The FDI without privatization proceeds also showed a healthy figure close to $2 billion. According to the SBP data, the FDI landed mostly in telecommunication sector, which attracted the highest amount.

The FDI without privatisation remained at $1,980.7 million and large share of this amount went to the sectors like construction, food, Chemicals and trade.

However, the privatisation attracted the highest investment in telecommunication where the total foreign amount invested was $1,905m and out of this $1,186m came as privatisation proceeds.

Oil and gas exploration proved once again the attractive area for the FDI and a total $312.7 million were invested in this sector.

However, privatisation of Karachi Electric Supply Company (KESC) made the power sector figures attractive by showing an inflow of $320.6 million as FDI during the whole year. It included the privatisation proceeds of $255 million.

Analysts said that the inflow of FDI without privatisation was also encouraging and some new sectors like food, real estate and construction have developed attraction for foreign investment.

However, the inflows of FDI are still coming mostly from the Western countries. The major investors were the United States and the European Union.
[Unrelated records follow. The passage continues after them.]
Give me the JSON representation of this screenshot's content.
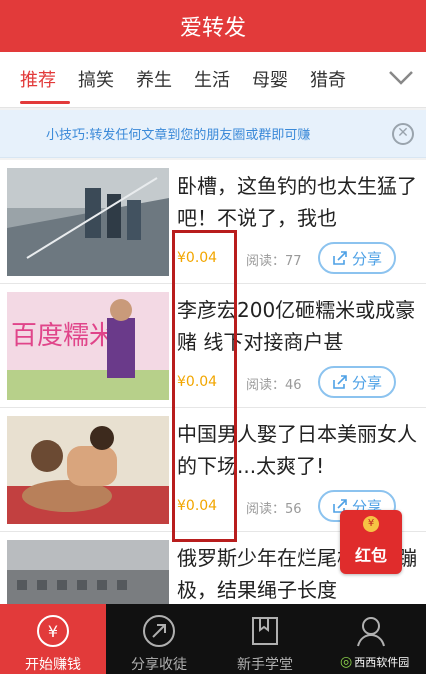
{
  "header": {
    "title": "爱转发"
  },
  "tabs": [
    {
      "label": "推荐",
      "active": true
    },
    {
      "label": "搞笑"
    },
    {
      "label": "养生"
    },
    {
      "label": "生活"
    },
    {
      "label": "母婴"
    },
    {
      "label": "猎奇"
    }
  ],
  "tip": {
    "text": "小技巧:转发任何文章到您的朋友圈或群即可赚",
    "close_icon": "close-icon"
  },
  "articles": [
    {
      "title": "卧槽，这鱼钓的也太生猛了吧！不说了，我也",
      "price": "¥0.04",
      "reads": "阅读：77",
      "share": "分享"
    },
    {
      "title": "李彦宏200亿砸糯米或成豪赌 线下对接商户甚",
      "price": "¥0.04",
      "reads": "阅读：46",
      "share": "分享"
    },
    {
      "title": "中国男人娶了日本美丽女人的下场...太爽了!",
      "price": "¥0.04",
      "reads": "阅读：56",
      "share": "分享"
    },
    {
      "title": "俄罗斯少年在烂尾楼顶玩蹦极，结果绳子长度",
      "price": "",
      "reads": "",
      "share": ""
    }
  ],
  "thumb_sign_text": "百度糯米",
  "redpacket": {
    "label": "红包",
    "seal": "¥"
  },
  "bottom_nav": [
    {
      "label": "开始赚钱",
      "icon": "yuan-circle-icon",
      "active": true
    },
    {
      "label": "分享收徒",
      "icon": "share-arrow-icon"
    },
    {
      "label": "新手学堂",
      "icon": "book-icon"
    },
    {
      "label": "",
      "icon": "user-icon"
    }
  ],
  "watermark": {
    "text": "西西软件园"
  },
  "colors": {
    "brand_red": "#e23a3a",
    "price_orange": "#f2a600",
    "share_blue": "#4ea1e6",
    "tip_bg": "#e7f1fb"
  }
}
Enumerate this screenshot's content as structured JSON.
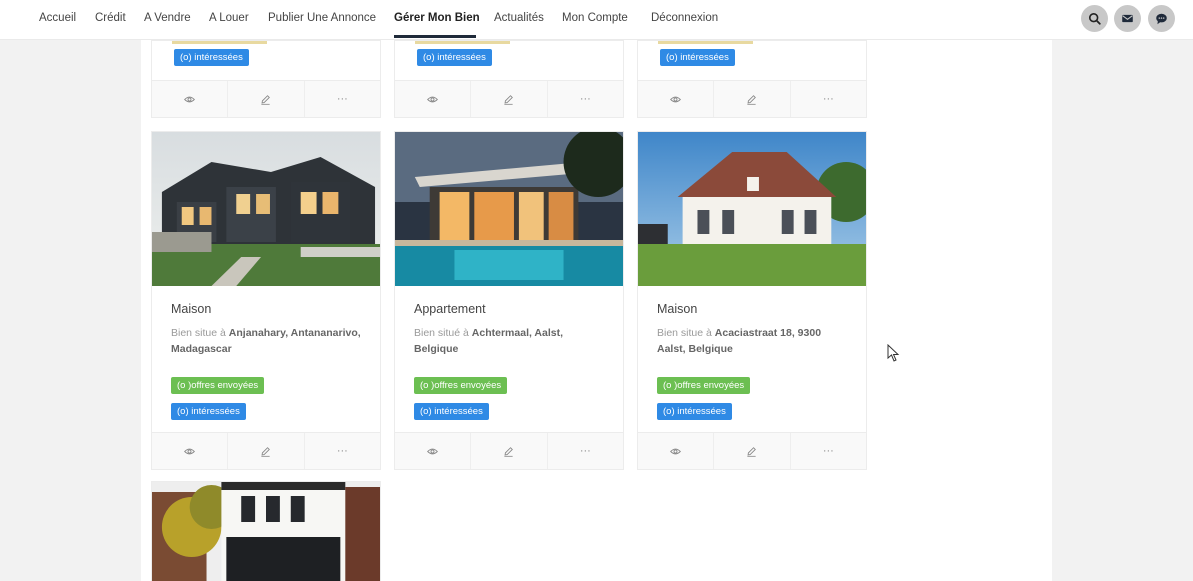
{
  "nav": {
    "items": [
      "Accueil",
      "Crédit",
      "A Vendre",
      "A Louer",
      "Publier Une Annonce",
      "Gérer Mon Bien",
      "Actualités",
      "Mon Compte",
      "Déconnexion"
    ],
    "active": "Gérer Mon Bien",
    "icons": [
      "search-icon",
      "mail-icon",
      "chat-icon"
    ]
  },
  "top_cards": [
    {
      "badge_interested": "(o) intéressées"
    },
    {
      "badge_interested": "(o) intéressées"
    },
    {
      "badge_interested": "(o) intéressées"
    }
  ],
  "cards": [
    {
      "type": "Maison",
      "loc_prefix": "Bien situe à ",
      "loc_bold": "Anjanahary, Antananarivo, Madagascar",
      "badge_offers": "(o )offres envoyées",
      "badge_interested": "(o) intéressées"
    },
    {
      "type": "Appartement",
      "loc_prefix": "Bien situé à ",
      "loc_bold": "Achtermaal, Aalst, Belgique",
      "badge_offers": "(o )offres envoyées",
      "badge_interested": "(o) intéressées"
    },
    {
      "type": "Maison",
      "loc_prefix": "Bien situe à ",
      "loc_bold": "Acaciastraat 18, 9300 Aalst, Belgique",
      "badge_offers": "(o )offres envoyées",
      "badge_interested": "(o) intéressées"
    }
  ],
  "actions": {
    "view": "eye-icon",
    "edit": "pencil-icon",
    "more": "···"
  },
  "colors": {
    "offers_badge": "#6cbf52",
    "interested_badge": "#2f8ae5",
    "nav_active": "#1f2a3a"
  }
}
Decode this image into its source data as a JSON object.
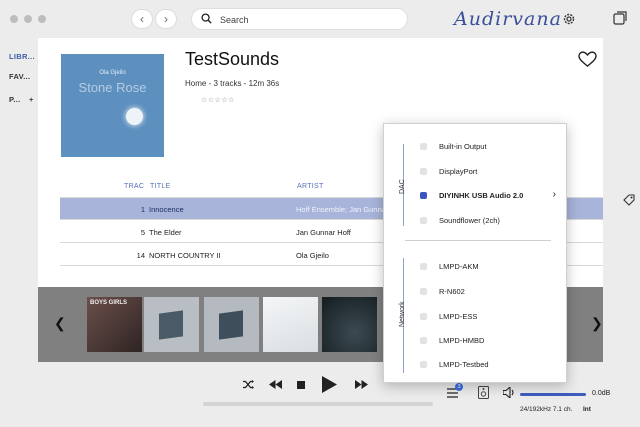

The government has been making efforts to attract investment from the Middle East and a good chunk of money came from the region but the size of the investment was not comparable with the inflows from the developed Western countries.

Analysts said that for the last seven years, there has been an effort from the government side to attract Arab investment but could hardly sell PTCL and KESC to them. A government official said that despite being high degree of uncertainty for Arab investment in the Western countries, especially in the US, the Arab investors were not ready to disinvest their money.

“The fresh Arab investment, which has come in the financial sector, real estate and construction, could attract more if the results produce good return of money for them,” said an analyst.

The sale proceeds of PTCL and KESC constituted a collective figure of $1,441 million. By excluding this investment, the FDI confined to a much smaller figure.

He said the real estate and construction had shown tremendous attraction for the foreign investment and it may bring much more investment during the current year 2006-07.

Analysts said that the trade links with the Arab world had improved during the last five years and the progress made by the financial sector in the country has crated interest for foreign investors.

They were of the view that during the current year banking, trade and oil and gas exploration would be the biggest attraction for the investment and the country could again achieve $2 billion FDI without the privatisation proceeds.

However, the most disappointing for the planners could be the Chinese investment, which is meager, especially in the wake of warm and long good relations between the two countries. Chinese investment was just $1.7 million and last year it invested only $0.4 million.